In the guide the ministry has printed pictures of how not to take a selfie saying: “We have tried to show in pictograms the most traumatic examples of selfies in order to warn people about taking undue risks just for a memorable picture.”
Beware the selfie stick
Under one picture, apparently warning of the dangers of the selfie stick, the ministry says one teenager “wanted to take a picture on the railway tracks but got caught on the power lines. They fell from the bridge because of the electric shock and died in hospital.”
Just last month Russian state news agency Tass reported that two 15-year-old girls were electrocuted after climbing on the roof of a freight train to take a photo. In May an 18-year-old Romanian girl died after she climbed on top of a power cable which sent 27,000 volts through her body.

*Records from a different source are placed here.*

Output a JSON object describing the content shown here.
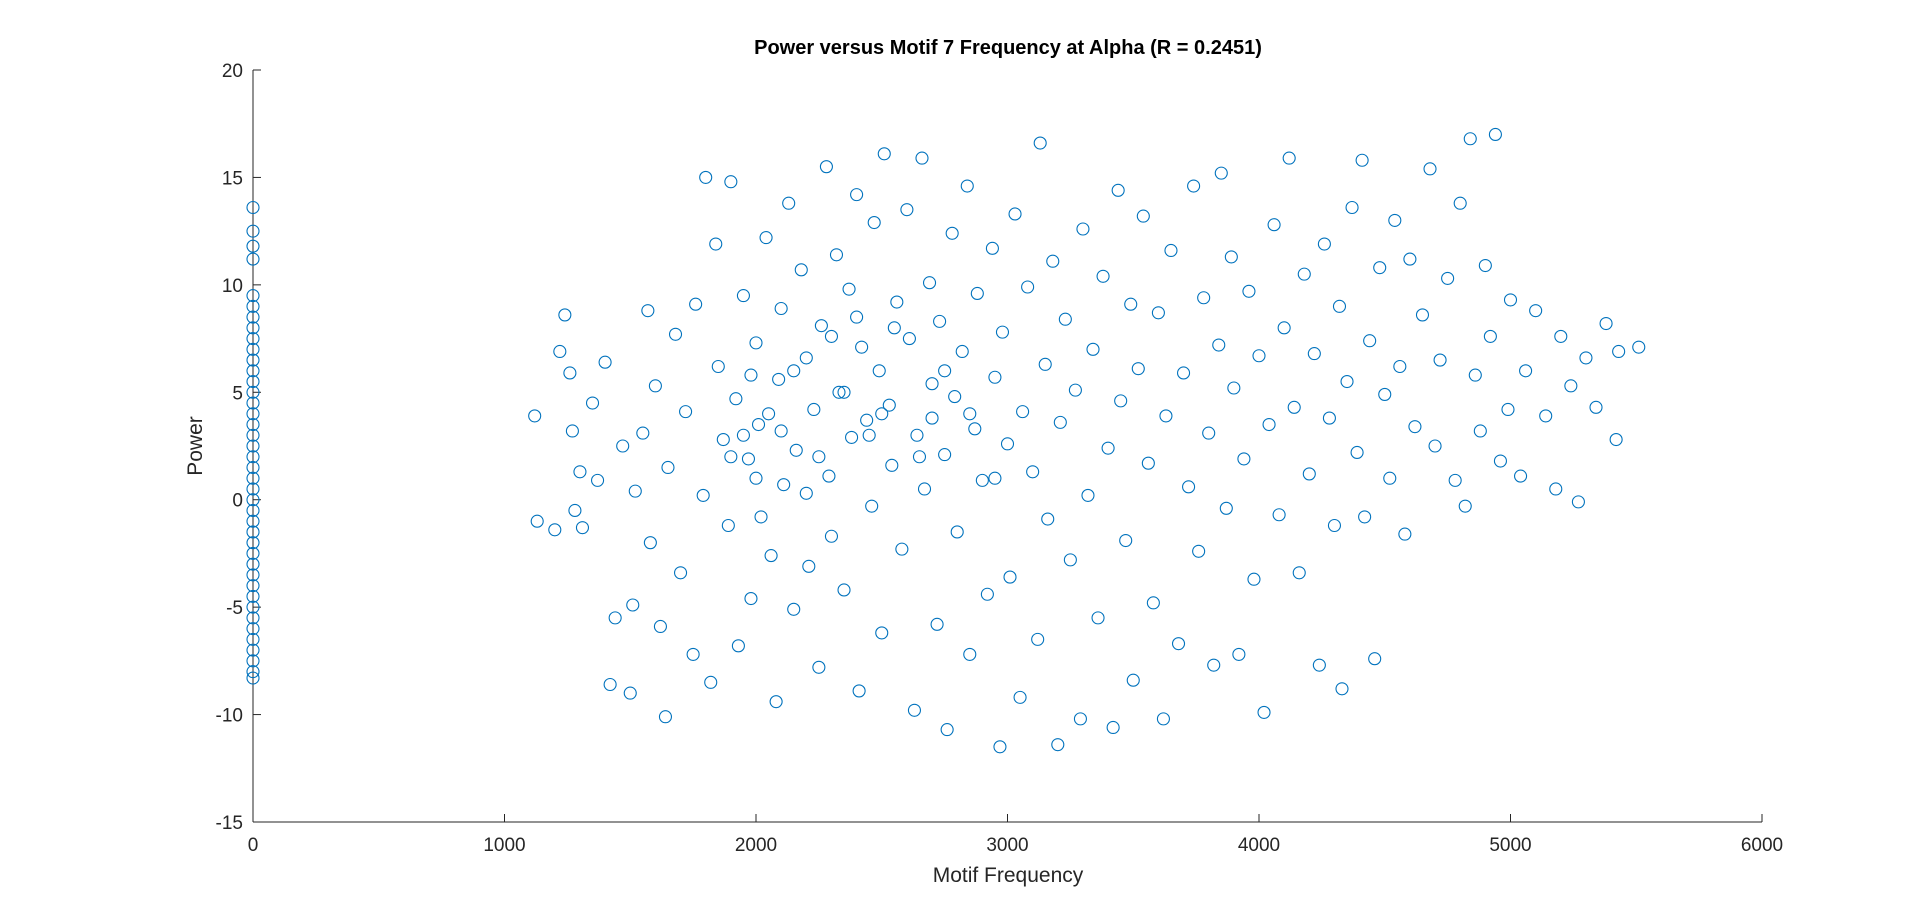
{
  "chart_data": {
    "type": "scatter",
    "title": "Power versus Motif 7 Frequency at Alpha (R = 0.2451)",
    "xlabel": "Motif Frequency",
    "ylabel": "Power",
    "color": "#0072bd",
    "xlim": [
      0,
      6000
    ],
    "ylim": [
      -15,
      20
    ],
    "xticks": [
      0,
      1000,
      2000,
      3000,
      4000,
      5000,
      6000
    ],
    "yticks": [
      -15,
      -10,
      -5,
      0,
      5,
      10,
      15,
      20
    ],
    "x": [
      0,
      0,
      0,
      0,
      0,
      0,
      0,
      0,
      0,
      0,
      0,
      0,
      0,
      0,
      0,
      0,
      0,
      0,
      0,
      0,
      0,
      0,
      0,
      0,
      0,
      0,
      0,
      0,
      0,
      0,
      0,
      0,
      0,
      0,
      0,
      0,
      0,
      0,
      0,
      0,
      0,
      1120,
      1130,
      1200,
      1220,
      1240,
      1260,
      1270,
      1280,
      1300,
      1310,
      1350,
      1370,
      1400,
      1420,
      1440,
      1470,
      1500,
      1510,
      1520,
      1550,
      1570,
      1580,
      1600,
      1620,
      1640,
      1650,
      1680,
      1700,
      1720,
      1750,
      1760,
      1790,
      1800,
      1820,
      1840,
      1850,
      1870,
      1890,
      1900,
      1920,
      1930,
      1950,
      1970,
      1980,
      2000,
      2010,
      2020,
      2040,
      2060,
      2080,
      2090,
      2100,
      2110,
      2130,
      2150,
      2160,
      2180,
      2200,
      2210,
      2230,
      2250,
      2260,
      2280,
      2290,
      2300,
      2320,
      2330,
      2350,
      2370,
      2380,
      2400,
      2410,
      2420,
      2440,
      2460,
      2470,
      2490,
      2500,
      2510,
      2530,
      2540,
      2560,
      2580,
      2600,
      2610,
      2630,
      2640,
      2660,
      2670,
      2690,
      2700,
      2720,
      2730,
      2750,
      2760,
      2780,
      2790,
      2800,
      2820,
      2840,
      2850,
      2870,
      2880,
      2900,
      2920,
      2940,
      2950,
      2970,
      2980,
      3000,
      3010,
      3030,
      3050,
      3060,
      3080,
      3100,
      3120,
      3130,
      3150,
      3160,
      3180,
      3200,
      3210,
      3230,
      3250,
      3270,
      3290,
      3300,
      3320,
      3340,
      3360,
      3380,
      3400,
      3420,
      3440,
      3450,
      3470,
      3490,
      3500,
      3520,
      3540,
      3560,
      3580,
      3600,
      3620,
      3630,
      3650,
      3680,
      3700,
      3720,
      3740,
      3760,
      3780,
      3800,
      3820,
      3840,
      3850,
      3870,
      3890,
      3900,
      3920,
      3940,
      3960,
      3980,
      4000,
      4020,
      4040,
      4060,
      4080,
      4100,
      4120,
      4140,
      4160,
      4180,
      4200,
      4220,
      4240,
      4260,
      4280,
      4300,
      4320,
      4330,
      4350,
      4370,
      4390,
      4410,
      4420,
      4440,
      4460,
      4480,
      4500,
      4520,
      4540,
      4560,
      4580,
      4600,
      4620,
      4650,
      4680,
      4700,
      4720,
      4750,
      4780,
      4800,
      4820,
      4840,
      4860,
      4880,
      4900,
      4920,
      4940,
      4960,
      4990,
      5000,
      5040,
      5060,
      5100,
      5140,
      5180,
      5200,
      5240,
      5270,
      5300,
      5340,
      5380,
      5420,
      5430,
      5510,
      1950,
      2000,
      2050,
      2150,
      2250,
      2350,
      2450,
      2550,
      2650,
      2750,
      2850,
      2950,
      1900,
      2100,
      2300,
      2500,
      2700,
      2400,
      2200,
      1980
    ],
    "y": [
      13.6,
      12.5,
      11.8,
      11.2,
      9.5,
      9,
      8.5,
      8,
      7.5,
      7,
      6.5,
      6,
      5.5,
      5,
      4.5,
      4,
      3.5,
      3,
      2.5,
      2,
      1.5,
      1,
      0.5,
      0,
      -0.5,
      -1,
      -1.5,
      -2,
      -2.5,
      -3,
      -3.5,
      -4,
      -4.5,
      -5,
      -5.5,
      -6,
      -6.5,
      -7,
      -7.5,
      -8,
      -8.3,
      3.9,
      -1,
      -1.4,
      6.9,
      8.6,
      5.9,
      3.2,
      -0.5,
      1.3,
      -1.3,
      4.5,
      0.9,
      6.4,
      -8.6,
      -5.5,
      2.5,
      -9,
      -4.9,
      0.4,
      3.1,
      8.8,
      -2,
      5.3,
      -5.9,
      -10.1,
      1.5,
      7.7,
      -3.4,
      4.1,
      -7.2,
      9.1,
      0.2,
      15,
      -8.5,
      11.9,
      6.2,
      2.8,
      -1.2,
      14.8,
      4.7,
      -6.8,
      9.5,
      1.9,
      -4.6,
      7.3,
      3.5,
      -0.8,
      12.2,
      -2.6,
      -9.4,
      5.6,
      8.9,
      0.7,
      13.8,
      -5.1,
      2.3,
      10.7,
      6.6,
      -3.1,
      4.2,
      -7.8,
      8.1,
      15.5,
      1.1,
      -1.7,
      11.4,
      5,
      -4.2,
      9.8,
      2.9,
      14.2,
      -8.9,
      7.1,
      3.7,
      -0.3,
      12.9,
      6,
      -6.2,
      16.1,
      4.4,
      1.6,
      9.2,
      -2.3,
      13.5,
      7.5,
      -9.8,
      3,
      15.9,
      0.5,
      10.1,
      5.4,
      -5.8,
      8.3,
      2.1,
      -10.7,
      12.4,
      4.8,
      -1.5,
      6.9,
      14.6,
      -7.2,
      3.3,
      9.6,
      0.9,
      -4.4,
      11.7,
      5.7,
      -11.5,
      7.8,
      2.6,
      -3.6,
      13.3,
      -9.2,
      4.1,
      9.9,
      1.3,
      -6.5,
      16.6,
      6.3,
      -0.9,
      11.1,
      -11.4,
      3.6,
      8.4,
      -2.8,
      5.1,
      -10.2,
      12.6,
      0.2,
      7,
      -5.5,
      10.4,
      2.4,
      -10.6,
      14.4,
      4.6,
      -1.9,
      9.1,
      -8.4,
      6.1,
      13.2,
      1.7,
      -4.8,
      8.7,
      -10.2,
      3.9,
      11.6,
      -6.7,
      5.9,
      0.6,
      14.6,
      -2.4,
      9.4,
      3.1,
      -7.7,
      7.2,
      15.2,
      -0.4,
      11.3,
      5.2,
      -7.2,
      1.9,
      9.7,
      -3.7,
      6.7,
      -9.9,
      3.5,
      12.8,
      -0.7,
      8,
      15.9,
      4.3,
      -3.4,
      10.5,
      1.2,
      6.8,
      -7.7,
      11.9,
      3.8,
      -1.2,
      9,
      -8.8,
      5.5,
      13.6,
      2.2,
      15.8,
      -0.8,
      7.4,
      -7.4,
      10.8,
      4.9,
      1,
      13,
      6.2,
      -1.6,
      11.2,
      3.4,
      8.6,
      15.4,
      2.5,
      6.5,
      10.3,
      0.9,
      13.8,
      -0.3,
      16.8,
      5.8,
      3.2,
      10.9,
      7.6,
      17,
      1.8,
      4.2,
      9.3,
      1.1,
      6,
      8.8,
      3.9,
      0.5,
      7.6,
      5.3,
      -0.1,
      6.6,
      4.3,
      8.2,
      2.8,
      6.9,
      7.1,
      3,
      1,
      4,
      6,
      2,
      5,
      3,
      8,
      2,
      6,
      4,
      1,
      2,
      3.2,
      7.6,
      4,
      3.8,
      8.5,
      0.3,
      5.8
    ]
  }
}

Earlier this year, the Russian Emergencies Ministry had to apologise after two of its firefighters took a selfie with a burning shopping mall in the background in which 17 people died.
In Russia, “roofing” is a well-known activity which involves scaling high buildings in search of a thrill and the ultimate photo. Kirill Oreshkin and his friends post photos of their climbs on social media, including at the top of a Stalinist building.
Last year two Russian daredevils also took the hunt for a perfect picture to a new level when they scaled a tower in Shanghai, China, without climbing equipment.
The Russian Ministry of Internal Affairs is asking Russians to get involved in their campaign by asking them to write in with their suggestions for taking a safe selfie or with ideas for new pictograms warning about the dangers of taking a dangerous photo.